Chinese police have arrested a man for allegedly providing location tracking services to debt collectors, a novel case in which location-based mobile technologies were used to violate personal privacy.

Internet police from the eastern Chinese province of Jiangsu arrested the 30-year-old man surnamed Wu, from China’s western Qinghai province, in March 2018. The incident was only made public by police in January and picked up by Chinese media this week.

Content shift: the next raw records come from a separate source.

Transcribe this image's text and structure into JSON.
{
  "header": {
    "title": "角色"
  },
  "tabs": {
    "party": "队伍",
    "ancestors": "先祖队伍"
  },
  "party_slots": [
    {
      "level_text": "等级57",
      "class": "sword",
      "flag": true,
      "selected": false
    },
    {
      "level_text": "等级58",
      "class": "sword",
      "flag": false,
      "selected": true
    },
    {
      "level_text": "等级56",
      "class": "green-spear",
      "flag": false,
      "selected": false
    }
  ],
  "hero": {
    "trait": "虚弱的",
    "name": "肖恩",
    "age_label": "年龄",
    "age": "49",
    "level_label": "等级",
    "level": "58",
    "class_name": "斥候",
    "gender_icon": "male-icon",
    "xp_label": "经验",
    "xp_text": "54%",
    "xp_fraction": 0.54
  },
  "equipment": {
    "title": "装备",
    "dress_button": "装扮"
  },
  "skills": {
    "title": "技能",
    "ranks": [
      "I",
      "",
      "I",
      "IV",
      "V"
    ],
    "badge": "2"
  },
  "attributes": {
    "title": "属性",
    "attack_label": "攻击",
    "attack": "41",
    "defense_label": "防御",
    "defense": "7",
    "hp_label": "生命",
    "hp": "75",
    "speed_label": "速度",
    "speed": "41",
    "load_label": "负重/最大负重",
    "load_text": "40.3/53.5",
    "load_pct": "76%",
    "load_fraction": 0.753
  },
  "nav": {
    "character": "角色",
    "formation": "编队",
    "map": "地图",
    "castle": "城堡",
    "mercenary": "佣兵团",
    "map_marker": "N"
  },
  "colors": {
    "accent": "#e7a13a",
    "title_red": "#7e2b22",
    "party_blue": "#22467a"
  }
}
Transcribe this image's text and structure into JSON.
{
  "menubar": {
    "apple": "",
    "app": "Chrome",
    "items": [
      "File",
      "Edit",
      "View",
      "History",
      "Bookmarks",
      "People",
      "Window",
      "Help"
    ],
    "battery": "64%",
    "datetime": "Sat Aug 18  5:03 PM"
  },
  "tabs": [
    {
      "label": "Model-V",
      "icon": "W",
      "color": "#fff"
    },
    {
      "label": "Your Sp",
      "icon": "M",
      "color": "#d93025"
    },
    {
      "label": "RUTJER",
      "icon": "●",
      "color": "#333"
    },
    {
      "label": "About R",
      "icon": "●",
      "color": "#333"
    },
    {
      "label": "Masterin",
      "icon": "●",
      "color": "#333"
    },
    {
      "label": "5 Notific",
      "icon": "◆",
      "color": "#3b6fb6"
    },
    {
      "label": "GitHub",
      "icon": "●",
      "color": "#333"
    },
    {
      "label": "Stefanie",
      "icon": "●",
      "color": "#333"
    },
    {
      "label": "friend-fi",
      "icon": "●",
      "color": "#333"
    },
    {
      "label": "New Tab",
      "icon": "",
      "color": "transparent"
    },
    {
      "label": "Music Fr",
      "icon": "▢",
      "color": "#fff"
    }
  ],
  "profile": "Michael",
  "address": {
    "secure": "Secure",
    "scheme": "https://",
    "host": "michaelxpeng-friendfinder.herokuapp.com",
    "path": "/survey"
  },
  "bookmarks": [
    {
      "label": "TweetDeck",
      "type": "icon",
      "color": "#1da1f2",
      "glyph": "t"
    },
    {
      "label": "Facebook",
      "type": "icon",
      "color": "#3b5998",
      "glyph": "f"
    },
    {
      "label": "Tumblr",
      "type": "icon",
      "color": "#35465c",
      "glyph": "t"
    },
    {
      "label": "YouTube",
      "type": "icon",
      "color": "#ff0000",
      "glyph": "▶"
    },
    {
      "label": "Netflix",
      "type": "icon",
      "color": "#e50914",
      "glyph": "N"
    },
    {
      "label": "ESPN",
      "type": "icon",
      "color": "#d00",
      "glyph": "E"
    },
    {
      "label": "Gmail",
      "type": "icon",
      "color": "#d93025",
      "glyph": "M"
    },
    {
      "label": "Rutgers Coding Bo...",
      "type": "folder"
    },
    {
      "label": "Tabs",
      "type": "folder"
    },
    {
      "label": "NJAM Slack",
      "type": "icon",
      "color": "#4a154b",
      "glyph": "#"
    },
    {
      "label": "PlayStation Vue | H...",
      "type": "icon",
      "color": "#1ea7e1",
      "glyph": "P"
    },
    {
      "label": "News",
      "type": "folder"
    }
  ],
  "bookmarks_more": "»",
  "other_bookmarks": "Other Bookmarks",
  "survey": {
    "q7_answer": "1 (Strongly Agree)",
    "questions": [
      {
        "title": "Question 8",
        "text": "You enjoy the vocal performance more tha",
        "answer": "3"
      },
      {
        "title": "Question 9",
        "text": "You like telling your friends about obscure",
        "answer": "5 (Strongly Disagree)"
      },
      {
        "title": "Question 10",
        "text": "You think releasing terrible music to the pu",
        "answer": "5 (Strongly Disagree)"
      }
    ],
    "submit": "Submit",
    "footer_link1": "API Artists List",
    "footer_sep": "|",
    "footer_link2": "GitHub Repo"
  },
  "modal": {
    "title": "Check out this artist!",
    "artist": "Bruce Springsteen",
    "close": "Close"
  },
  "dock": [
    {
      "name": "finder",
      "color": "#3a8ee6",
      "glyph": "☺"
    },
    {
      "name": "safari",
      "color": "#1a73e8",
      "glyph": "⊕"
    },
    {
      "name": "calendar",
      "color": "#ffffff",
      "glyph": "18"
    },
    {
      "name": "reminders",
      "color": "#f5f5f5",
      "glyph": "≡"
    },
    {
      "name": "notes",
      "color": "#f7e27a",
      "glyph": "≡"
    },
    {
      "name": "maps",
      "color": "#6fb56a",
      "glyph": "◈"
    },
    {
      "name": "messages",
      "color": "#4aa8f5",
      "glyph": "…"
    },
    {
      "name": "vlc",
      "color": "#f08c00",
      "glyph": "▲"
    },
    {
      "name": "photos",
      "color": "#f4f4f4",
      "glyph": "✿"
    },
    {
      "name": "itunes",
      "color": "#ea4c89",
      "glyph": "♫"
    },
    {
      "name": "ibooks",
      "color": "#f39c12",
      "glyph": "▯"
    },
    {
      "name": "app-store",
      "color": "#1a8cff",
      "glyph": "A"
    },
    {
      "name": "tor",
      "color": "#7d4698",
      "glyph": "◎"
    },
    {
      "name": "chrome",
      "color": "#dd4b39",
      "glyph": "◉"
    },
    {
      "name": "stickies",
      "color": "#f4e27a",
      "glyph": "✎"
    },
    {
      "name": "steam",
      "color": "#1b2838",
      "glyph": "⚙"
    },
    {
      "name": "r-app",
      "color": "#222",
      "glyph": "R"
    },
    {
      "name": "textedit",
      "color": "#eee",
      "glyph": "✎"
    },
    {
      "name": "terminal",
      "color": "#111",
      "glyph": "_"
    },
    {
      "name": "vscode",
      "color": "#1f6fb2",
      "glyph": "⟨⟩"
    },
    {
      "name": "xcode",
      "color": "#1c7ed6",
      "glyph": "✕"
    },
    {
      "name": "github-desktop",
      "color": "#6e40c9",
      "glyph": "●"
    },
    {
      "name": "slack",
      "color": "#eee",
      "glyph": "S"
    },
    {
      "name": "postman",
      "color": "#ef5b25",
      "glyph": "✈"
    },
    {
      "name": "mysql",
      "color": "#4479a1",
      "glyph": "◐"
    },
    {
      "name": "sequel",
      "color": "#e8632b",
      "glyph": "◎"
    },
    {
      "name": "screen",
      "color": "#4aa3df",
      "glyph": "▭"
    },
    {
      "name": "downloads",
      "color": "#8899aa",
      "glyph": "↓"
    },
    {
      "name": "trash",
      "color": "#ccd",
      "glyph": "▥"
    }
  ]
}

The arrest followed complaints by a businessman surnamed Chen, who reported an incident in which he was tracked by debt collectors to Jiangsu police, according to state-owned radio broadcaster China National Radio (CNR). Wu, the apps’ creator, pleaded guilty to developing the location tracking platform dubbed “App Detective,” which could illegally access a number of online messaging platforms to provide real-time location tracking services.

According to police officers who tried out the platform in Jiangsu’s capital Nanjing, the app’s margin of error was “only between 20 and 50 meters,” reported CNR. App Detective had been covertly up for sale in chat groups on popular messaging platforms WeChat and QQ for two years, attracting over 4,000 registered users. It made a turnover of RMB 400,000 (around $60,000), Nanjing police said.

Chinese authorities have clamped down on a variety of mobile internet services. The move has included a nationwide campaign aiming to “clean up” the country’s cyberspace. In Jiangsu, police have arrested almost 3,000 suspects for violations of private information.